Dopo la partita con la Cremonese iniziate le indagini della Questura, che oggi ha denunciato due giovanissimi di 20 e 24 anni.

REGGIO EMILIA – La Digos della Questura di Reggio Emilia ha individuato due tifosi reggiani che domenica 6 ottobre, durante l’incontro di calcio Reggiana-Cremonese hanno acceso due “bengala” al 15° minuto del primo tempo sugli spalti della Curva Sud.

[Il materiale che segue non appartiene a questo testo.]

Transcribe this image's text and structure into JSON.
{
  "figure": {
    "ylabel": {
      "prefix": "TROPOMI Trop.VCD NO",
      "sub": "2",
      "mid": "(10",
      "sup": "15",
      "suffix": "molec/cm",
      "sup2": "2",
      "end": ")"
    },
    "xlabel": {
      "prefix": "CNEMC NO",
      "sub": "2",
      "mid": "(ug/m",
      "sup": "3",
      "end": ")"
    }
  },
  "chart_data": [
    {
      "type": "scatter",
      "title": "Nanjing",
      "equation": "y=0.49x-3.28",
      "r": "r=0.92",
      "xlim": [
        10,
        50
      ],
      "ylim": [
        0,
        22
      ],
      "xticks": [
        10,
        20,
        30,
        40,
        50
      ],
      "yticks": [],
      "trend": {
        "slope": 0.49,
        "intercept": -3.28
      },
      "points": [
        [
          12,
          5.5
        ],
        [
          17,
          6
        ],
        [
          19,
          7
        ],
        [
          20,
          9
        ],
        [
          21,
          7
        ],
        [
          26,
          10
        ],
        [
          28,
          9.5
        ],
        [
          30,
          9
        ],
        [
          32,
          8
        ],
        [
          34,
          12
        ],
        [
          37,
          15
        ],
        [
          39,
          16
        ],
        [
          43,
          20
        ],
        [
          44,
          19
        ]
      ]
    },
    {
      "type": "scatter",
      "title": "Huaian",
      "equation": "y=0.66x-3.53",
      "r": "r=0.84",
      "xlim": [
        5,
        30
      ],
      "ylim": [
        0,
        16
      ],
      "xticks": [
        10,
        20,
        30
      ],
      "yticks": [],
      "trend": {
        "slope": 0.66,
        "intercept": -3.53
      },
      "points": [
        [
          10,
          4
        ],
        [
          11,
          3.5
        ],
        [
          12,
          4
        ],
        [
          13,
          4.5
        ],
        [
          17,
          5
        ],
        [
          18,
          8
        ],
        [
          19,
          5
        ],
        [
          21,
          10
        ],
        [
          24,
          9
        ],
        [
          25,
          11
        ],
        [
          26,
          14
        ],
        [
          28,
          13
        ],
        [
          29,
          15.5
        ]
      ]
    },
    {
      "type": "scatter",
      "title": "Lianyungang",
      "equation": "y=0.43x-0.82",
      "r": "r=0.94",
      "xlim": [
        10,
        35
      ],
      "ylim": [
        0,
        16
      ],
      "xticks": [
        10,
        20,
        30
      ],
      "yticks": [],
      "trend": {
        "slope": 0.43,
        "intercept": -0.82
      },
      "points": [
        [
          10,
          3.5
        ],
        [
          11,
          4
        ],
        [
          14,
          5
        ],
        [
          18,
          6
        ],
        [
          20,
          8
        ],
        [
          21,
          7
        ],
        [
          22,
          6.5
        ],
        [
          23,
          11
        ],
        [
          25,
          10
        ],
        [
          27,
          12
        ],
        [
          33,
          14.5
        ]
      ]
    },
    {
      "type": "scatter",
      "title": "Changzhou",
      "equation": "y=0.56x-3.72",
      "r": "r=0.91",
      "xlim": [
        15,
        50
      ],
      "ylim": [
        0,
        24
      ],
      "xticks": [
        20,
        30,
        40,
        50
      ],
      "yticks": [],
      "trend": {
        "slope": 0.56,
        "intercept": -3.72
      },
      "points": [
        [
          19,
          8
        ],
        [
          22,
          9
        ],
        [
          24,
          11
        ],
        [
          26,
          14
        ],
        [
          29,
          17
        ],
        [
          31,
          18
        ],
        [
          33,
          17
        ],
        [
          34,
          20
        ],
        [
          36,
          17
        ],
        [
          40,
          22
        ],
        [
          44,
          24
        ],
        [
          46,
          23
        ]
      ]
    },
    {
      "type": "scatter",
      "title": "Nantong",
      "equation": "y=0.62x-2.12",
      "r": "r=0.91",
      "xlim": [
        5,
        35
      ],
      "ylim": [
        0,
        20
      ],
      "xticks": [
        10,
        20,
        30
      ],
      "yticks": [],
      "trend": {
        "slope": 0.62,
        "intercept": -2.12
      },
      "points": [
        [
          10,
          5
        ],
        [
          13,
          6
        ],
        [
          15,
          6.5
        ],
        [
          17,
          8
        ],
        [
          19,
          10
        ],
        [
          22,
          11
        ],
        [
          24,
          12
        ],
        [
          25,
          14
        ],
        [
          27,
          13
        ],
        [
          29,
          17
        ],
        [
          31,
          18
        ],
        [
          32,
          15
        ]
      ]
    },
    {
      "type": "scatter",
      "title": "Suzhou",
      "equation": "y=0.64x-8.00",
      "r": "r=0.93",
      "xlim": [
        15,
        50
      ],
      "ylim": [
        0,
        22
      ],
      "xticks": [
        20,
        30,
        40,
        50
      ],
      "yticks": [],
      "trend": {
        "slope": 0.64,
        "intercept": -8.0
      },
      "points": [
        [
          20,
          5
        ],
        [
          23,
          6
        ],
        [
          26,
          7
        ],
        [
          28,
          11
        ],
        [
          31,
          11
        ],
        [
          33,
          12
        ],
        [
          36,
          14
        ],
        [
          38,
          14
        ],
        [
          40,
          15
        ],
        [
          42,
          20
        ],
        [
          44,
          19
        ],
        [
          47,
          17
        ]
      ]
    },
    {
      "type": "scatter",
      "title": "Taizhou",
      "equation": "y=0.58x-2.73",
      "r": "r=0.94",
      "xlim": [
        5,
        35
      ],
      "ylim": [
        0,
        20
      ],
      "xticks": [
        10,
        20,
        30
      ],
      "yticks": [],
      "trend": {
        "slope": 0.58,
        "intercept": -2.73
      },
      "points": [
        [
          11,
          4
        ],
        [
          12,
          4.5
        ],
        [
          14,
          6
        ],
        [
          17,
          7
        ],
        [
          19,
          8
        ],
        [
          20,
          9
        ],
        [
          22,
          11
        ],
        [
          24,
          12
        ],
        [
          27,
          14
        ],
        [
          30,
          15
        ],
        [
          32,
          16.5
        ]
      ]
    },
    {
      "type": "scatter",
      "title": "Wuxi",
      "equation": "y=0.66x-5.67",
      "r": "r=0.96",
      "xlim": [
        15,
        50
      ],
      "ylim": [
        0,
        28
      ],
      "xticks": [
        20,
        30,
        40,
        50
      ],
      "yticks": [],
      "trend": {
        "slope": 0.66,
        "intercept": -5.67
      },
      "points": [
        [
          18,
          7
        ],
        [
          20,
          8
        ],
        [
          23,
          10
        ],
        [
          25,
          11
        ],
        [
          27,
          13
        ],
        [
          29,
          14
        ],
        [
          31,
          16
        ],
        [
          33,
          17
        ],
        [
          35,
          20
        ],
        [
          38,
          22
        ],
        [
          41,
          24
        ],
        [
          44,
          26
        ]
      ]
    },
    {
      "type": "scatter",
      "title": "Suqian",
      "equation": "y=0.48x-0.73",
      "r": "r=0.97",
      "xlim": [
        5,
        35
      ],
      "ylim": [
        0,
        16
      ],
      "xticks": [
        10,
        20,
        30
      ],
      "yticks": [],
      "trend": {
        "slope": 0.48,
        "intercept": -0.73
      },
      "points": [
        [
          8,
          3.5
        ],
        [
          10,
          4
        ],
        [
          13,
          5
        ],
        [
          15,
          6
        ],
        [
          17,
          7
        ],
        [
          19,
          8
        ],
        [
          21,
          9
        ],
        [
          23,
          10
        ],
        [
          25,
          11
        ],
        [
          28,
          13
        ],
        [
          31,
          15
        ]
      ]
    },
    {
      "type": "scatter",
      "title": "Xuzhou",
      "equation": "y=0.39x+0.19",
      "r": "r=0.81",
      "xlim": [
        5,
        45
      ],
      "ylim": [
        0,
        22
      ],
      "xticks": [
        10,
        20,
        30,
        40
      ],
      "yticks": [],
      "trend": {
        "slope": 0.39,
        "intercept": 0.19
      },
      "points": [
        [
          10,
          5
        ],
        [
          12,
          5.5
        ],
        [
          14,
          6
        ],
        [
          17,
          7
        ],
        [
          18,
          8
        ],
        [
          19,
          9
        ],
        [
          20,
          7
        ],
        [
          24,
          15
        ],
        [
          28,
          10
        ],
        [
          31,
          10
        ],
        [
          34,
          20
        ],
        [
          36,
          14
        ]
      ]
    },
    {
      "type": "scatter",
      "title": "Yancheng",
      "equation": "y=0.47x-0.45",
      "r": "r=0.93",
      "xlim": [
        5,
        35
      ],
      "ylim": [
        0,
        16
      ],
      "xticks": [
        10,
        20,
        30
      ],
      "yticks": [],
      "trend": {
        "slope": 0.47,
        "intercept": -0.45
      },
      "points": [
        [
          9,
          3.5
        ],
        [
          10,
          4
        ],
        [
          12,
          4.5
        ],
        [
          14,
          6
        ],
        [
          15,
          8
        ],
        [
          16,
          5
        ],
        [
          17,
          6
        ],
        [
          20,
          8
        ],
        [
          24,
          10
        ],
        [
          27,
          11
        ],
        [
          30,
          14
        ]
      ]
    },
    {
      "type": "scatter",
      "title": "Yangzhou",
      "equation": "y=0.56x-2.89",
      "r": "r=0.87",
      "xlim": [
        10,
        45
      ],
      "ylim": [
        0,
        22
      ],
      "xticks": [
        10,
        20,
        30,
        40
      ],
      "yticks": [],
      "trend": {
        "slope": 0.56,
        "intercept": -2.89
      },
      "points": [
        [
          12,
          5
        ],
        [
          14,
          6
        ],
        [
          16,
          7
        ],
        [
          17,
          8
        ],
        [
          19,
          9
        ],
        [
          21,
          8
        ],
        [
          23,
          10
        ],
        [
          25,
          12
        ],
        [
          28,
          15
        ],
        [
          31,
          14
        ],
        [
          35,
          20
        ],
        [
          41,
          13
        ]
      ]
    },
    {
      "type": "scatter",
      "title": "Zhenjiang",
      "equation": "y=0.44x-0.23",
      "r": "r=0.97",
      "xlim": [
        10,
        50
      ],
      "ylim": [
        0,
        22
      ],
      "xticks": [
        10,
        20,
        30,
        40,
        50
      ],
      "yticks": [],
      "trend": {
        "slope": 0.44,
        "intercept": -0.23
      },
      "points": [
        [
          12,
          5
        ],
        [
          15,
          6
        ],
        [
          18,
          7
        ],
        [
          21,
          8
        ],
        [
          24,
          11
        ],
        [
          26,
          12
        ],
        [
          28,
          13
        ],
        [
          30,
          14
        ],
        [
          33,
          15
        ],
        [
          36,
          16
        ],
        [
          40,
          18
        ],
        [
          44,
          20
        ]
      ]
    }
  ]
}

Il primo, con un vistoso cappuccio di una felpa di colore rosso, dopo aver tentato di nascondersi dietro un gruppo di tifosi, secondo le registrazioni delle telecamere di sicurezza ha acceso un fumogeno di colore rosso, mentre il secondo ha risalito tre gradini della curva portandosi alle spalle di alcuni tifosi, quindi si è chinato ed ha appoggiato ai suoi piedi un bengala acceso di colore rosso per poi rialzarsi rapidamente ed allontanarsi risalendo la gradinata.
Si tratta di un giovane di 20 anni e di uno di 24, M.V. e S.B. entrambi appartenenti a gruppi ultras della Reggiana: i due tifosi sono stati denunciati “per utilizzo di artifizi pirotecnici in occasione di manifestazioni sportive ed a loro carico è stato avviato il procedimento amministrativo volto all’emissione del divieto di accesso alle manifestazioni sportive” (Daspo).
Ma le indagini e il lavoro della Questura proseguono: sono infatti tuttora in corso indagini mirate all’individuazione anche di alcuni ultras bolognesi che hanno utilizzato e lanciato fumogeni e petardi durante l’incontro di calcio di serie A Sassuolo-Bologna, che ha avuto luogo al “Mapei Stadium-Città del Tricolore domenica 20 ottobre scorso.
Inoltre, la Digos sta svolgendo una mirata attività investigativa per addivenire all’individuazione dei tifosi reggiani che durante l’incontro di calcio di Lega Pro Reggiana-Albinoleffe del 21 ottobre scorso, all’interno del settore di curva sud, hanno utilizzato due fumogeni e lanciato quattro bengala, di cui due sul terreno di gioco.